People who sigh more often do not tend to suffer more depressive symptoms compared to those who sigh less, according to new findings published in the Journal of Personality Research. The study, which used mobile devices to track sighing, casts doubt on claims that frequently letting out your breath is a general indicator of negative emotional states.
“This study combined two of my interests: understanding nonverbal behavior and improving scientific practices in psychology. Sighing is a common nonverbal behavior, and it was very cool to be able to look at data that captured how often people do it ‘in the wild’ through audio recordings on their phones,” said study author Alexander Danvers of the University of Arizona, who maintains a blog at Psychology Today.
“This study was also a replication of previous work, conducted on a small sample of women, using a much larger sample that represents a wider range of people,” he added. “Although historically psychology has not placed much value on studies that attempt to replicate results, there is a growing movement that realizes we often need to repeat studies and use larger samples to be able to make more reliable, definitive statements about how people work. This felt like both an interesting question to explore, and a way to improve the reliability of psychology research.”
An initial survey of 350 individuals confirmed that people who sigh more frequently are assumed to be more stressed, anxious, depressed, lonely, tired, and neurotic. To test this perceived association, Danvers and his colleagues had 510 participants carry a mobile device with an app installed that recorded ambient sounds throughout the day, allowing the researchers to objectively measure the number of times an individual sighed. The participants also completed psychological assessments of depression, anxiety, loneliness, stress, and fatigue.
But Danvers and his colleagues found no evidence that more frequent sighing was associated with greater levels of negative emotions. Surprisingly, among men, more frequent sighing was actually associated with lower depressive symptoms and less loneliness.
“The big takeaway from our study is that people who sigh more are not more depressed. They are also not more anxious, more stressed, or lonelier. There was a slight tendency for people who sighed more to be more tired, but this was a weak effect that shouldn’t be treated as definitive,” Danvers told PsyPost.
“This is different from statements we’ve seen online in psychology forums, where clinicians and self-help columnists tend to say that sighing a lot means someone is unhappy or dealing with mental illness. Those statements were consistent with a small initial study with 13 people, but this study, which includes data from 510 people, allows us to more definitively say that people who sigh a lot aren’t unhappy.”
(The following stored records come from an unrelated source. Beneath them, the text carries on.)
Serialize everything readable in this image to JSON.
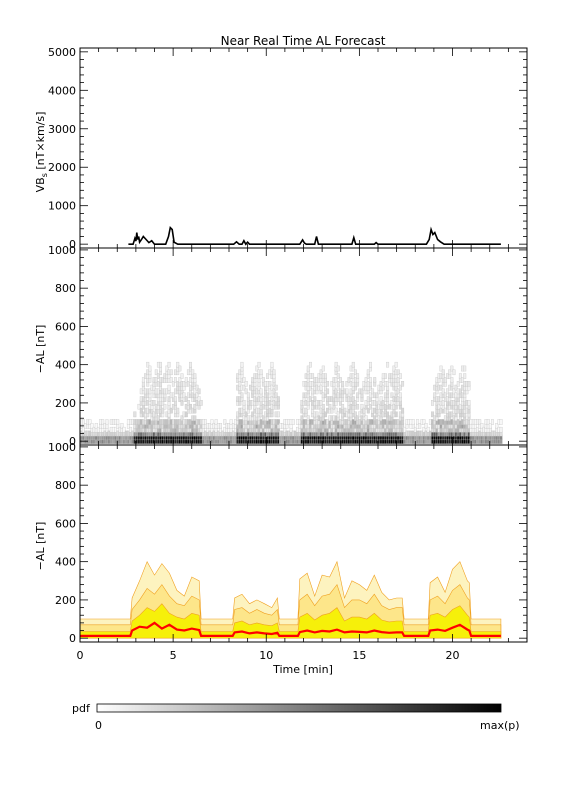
{
  "chart_data": [
    {
      "type": "line",
      "title": "Near Real Time AL Forecast",
      "ylabel": "VB_s [nT×km/s]",
      "ylabel_main": "VB",
      "ylabel_sub": "s",
      "ylabel_rest": " [nT×km/s]",
      "xlim": [
        0,
        24
      ],
      "ylim": [
        -100,
        5100
      ],
      "yticks": [
        "0",
        "1000",
        "2000",
        "3000",
        "4000",
        "5000"
      ],
      "ytick_values": [
        0,
        1000,
        2000,
        3000,
        4000,
        5000
      ],
      "series": [
        {
          "color": "#000000",
          "x": [
            2.6,
            2.85,
            2.95,
            3.0,
            3.05,
            3.1,
            3.15,
            3.2,
            3.3,
            3.4,
            3.55,
            3.7,
            3.85,
            4.0,
            4.6,
            4.75,
            4.85,
            4.95,
            5.05,
            5.25,
            8.25,
            8.4,
            8.55,
            8.7,
            8.8,
            8.9,
            9.0,
            9.1,
            11.8,
            11.95,
            12.05,
            12.15,
            12.6,
            12.7,
            12.8,
            14.6,
            14.7,
            14.8,
            15.8,
            15.9,
            16.0,
            18.6,
            18.75,
            18.85,
            18.95,
            19.05,
            19.2,
            19.35,
            19.55,
            22.6
          ],
          "y": [
            0,
            0,
            150,
            80,
            300,
            120,
            200,
            50,
            120,
            200,
            120,
            40,
            90,
            0,
            0,
            200,
            430,
            380,
            50,
            0,
            0,
            60,
            0,
            0,
            90,
            0,
            50,
            0,
            0,
            110,
            30,
            0,
            0,
            200,
            0,
            0,
            170,
            0,
            0,
            40,
            0,
            0,
            120,
            380,
            250,
            300,
            120,
            60,
            0,
            0
          ]
        }
      ]
    },
    {
      "type": "heatmap",
      "ylabel": "−AL [nT]",
      "xlim": [
        0,
        24
      ],
      "ylim": [
        -20,
        1010
      ],
      "yticks": [
        "0",
        "200",
        "400",
        "600",
        "800",
        "1000"
      ],
      "ytick_values": [
        0,
        200,
        400,
        600,
        800,
        1000
      ],
      "x_range": [
        0,
        22.6
      ],
      "active_intervals": [
        [
          2.8,
          6.5
        ],
        [
          8.3,
          10.6
        ],
        [
          11.8,
          14.3
        ],
        [
          14.3,
          17.3
        ],
        [
          18.8,
          20.9
        ]
      ],
      "peak_minutes": [
        3.6,
        4.2,
        4.7,
        5.2,
        5.9,
        8.6,
        9.5,
        10.2,
        12.3,
        12.9,
        13.7,
        14.6,
        15.5,
        16.4,
        16.9,
        19.3,
        19.9,
        20.5
      ],
      "colorbar": {
        "label": "pdf",
        "min_label": "0",
        "max_label": "max(p)"
      }
    },
    {
      "type": "area",
      "ylabel": "−AL [nT]",
      "xlabel": "Time [min]",
      "xlim": [
        0,
        24
      ],
      "ylim": [
        -20,
        1010
      ],
      "yticks": [
        "0",
        "200",
        "400",
        "600",
        "800",
        "1000"
      ],
      "ytick_values": [
        0,
        200,
        400,
        600,
        800,
        1000
      ],
      "xticks": [
        "0",
        "5",
        "10",
        "15",
        "20"
      ],
      "xtick_values": [
        0,
        5,
        10,
        15,
        20
      ],
      "x": [
        0.0,
        2.7,
        2.8,
        3.2,
        3.6,
        4.0,
        4.4,
        4.8,
        5.2,
        5.6,
        6.0,
        6.4,
        6.5,
        6.6,
        8.2,
        8.3,
        8.7,
        9.1,
        9.5,
        9.9,
        10.3,
        10.6,
        10.7,
        11.7,
        11.8,
        12.2,
        12.6,
        13.0,
        13.4,
        13.8,
        14.2,
        14.6,
        15.0,
        15.4,
        15.8,
        16.2,
        16.6,
        17.0,
        17.3,
        17.4,
        18.7,
        18.8,
        19.2,
        19.6,
        20.0,
        20.4,
        20.8,
        20.9,
        21.0,
        22.6
      ],
      "bands": [
        {
          "name": "outer",
          "color": "#fdf3bf",
          "upper": [
            100,
            100,
            210,
            300,
            400,
            330,
            390,
            340,
            250,
            220,
            320,
            300,
            100,
            100,
            100,
            210,
            230,
            180,
            200,
            180,
            160,
            210,
            100,
            100,
            310,
            340,
            220,
            330,
            320,
            400,
            210,
            300,
            280,
            250,
            330,
            240,
            200,
            210,
            210,
            100,
            100,
            290,
            320,
            240,
            360,
            400,
            300,
            290,
            100,
            100
          ]
        },
        {
          "name": "middle",
          "color": "#fde68a",
          "upper": [
            70,
            70,
            150,
            200,
            260,
            230,
            280,
            220,
            180,
            170,
            220,
            200,
            70,
            70,
            70,
            150,
            160,
            130,
            150,
            130,
            120,
            150,
            70,
            70,
            200,
            230,
            170,
            220,
            230,
            280,
            160,
            200,
            200,
            180,
            230,
            170,
            150,
            160,
            160,
            70,
            70,
            200,
            220,
            180,
            250,
            280,
            210,
            200,
            70,
            70
          ]
        },
        {
          "name": "inner",
          "color": "#f6f00a",
          "upper": [
            35,
            35,
            90,
            120,
            160,
            140,
            180,
            130,
            110,
            100,
            130,
            120,
            35,
            35,
            35,
            80,
            90,
            70,
            80,
            70,
            65,
            80,
            35,
            35,
            110,
            130,
            95,
            120,
            130,
            160,
            90,
            110,
            110,
            100,
            130,
            95,
            85,
            90,
            90,
            35,
            35,
            120,
            130,
            110,
            150,
            170,
            120,
            110,
            35,
            35
          ]
        }
      ],
      "median": {
        "color": "#ff0000",
        "y": [
          12,
          12,
          40,
          60,
          55,
          80,
          50,
          70,
          45,
          40,
          50,
          42,
          12,
          12,
          12,
          30,
          35,
          25,
          30,
          25,
          22,
          28,
          12,
          12,
          32,
          40,
          30,
          38,
          35,
          45,
          30,
          35,
          33,
          30,
          40,
          32,
          28,
          30,
          30,
          12,
          12,
          40,
          45,
          38,
          55,
          70,
          45,
          40,
          12,
          12
        ]
      }
    }
  ]
}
While the frequency of sighing was not linked to overall distress levels, it is still possible that within-person changes in sighing frequency could be a sign of certain changes in mood.
“One big caveat in our work is that we were looking at an overall tendency to sigh measured across several days, and how that relates to feeling negative in general,” Danvers explained. “It is still possible that if someone is sighing more or less than usual — compared to their own baseline level — that person is feeling more negative in that specific moment. While our data suggest you shouldn’t use frequent sighing to diagnose someone or say something about their personality, it might be ok to infer from a sigh that a person’s mood has shifted in the moment.”
The new findings also highlight the importance of attempting to replicate previous research.
“Psychology as a field is dealing with what has been described as a ‘replication crisis,’ where many results reported in the scientific literature can’t be reliably repeated by others,” Danvers said. “When results can’t replicate, we should be skeptical that they can tell us something reliable about how people work in general. Part of the reason this happens is because psychology journal editors have been reluctant to publish replications that contradict earlier findings but provide better evidence.”
A 2017 study that investigated 1,151 psychology journals found that only 33 of them explicitly stated that they welcomed replication studies for publication.
“We saw some of this first hand in our own submission process, as our manuscript was rejected multiple times before being published,” Danvers noted. “I want to thank the editorial team at the Journal of Personality Research for allowing us to publish a much stronger study that ‘corrects the record’ on sighing and depression, allowing science to move forward in a slower but more reliable way.”
The study, “Is Frequent Sighing an Indicator of Dispositional Negative Emotionality? A Multi-Sample, Multi-Measure Naturalistic-Observation Study“, was authored by Alexander F. Danvers, Anne Milek, Allison M. Tackman, Deanna M. Kaplan, Megan L. Robbins, Angelina Poslinelli, Suzanne Moseley, Charles L. Raison, David Sbarra, and Matthias R. Mehl.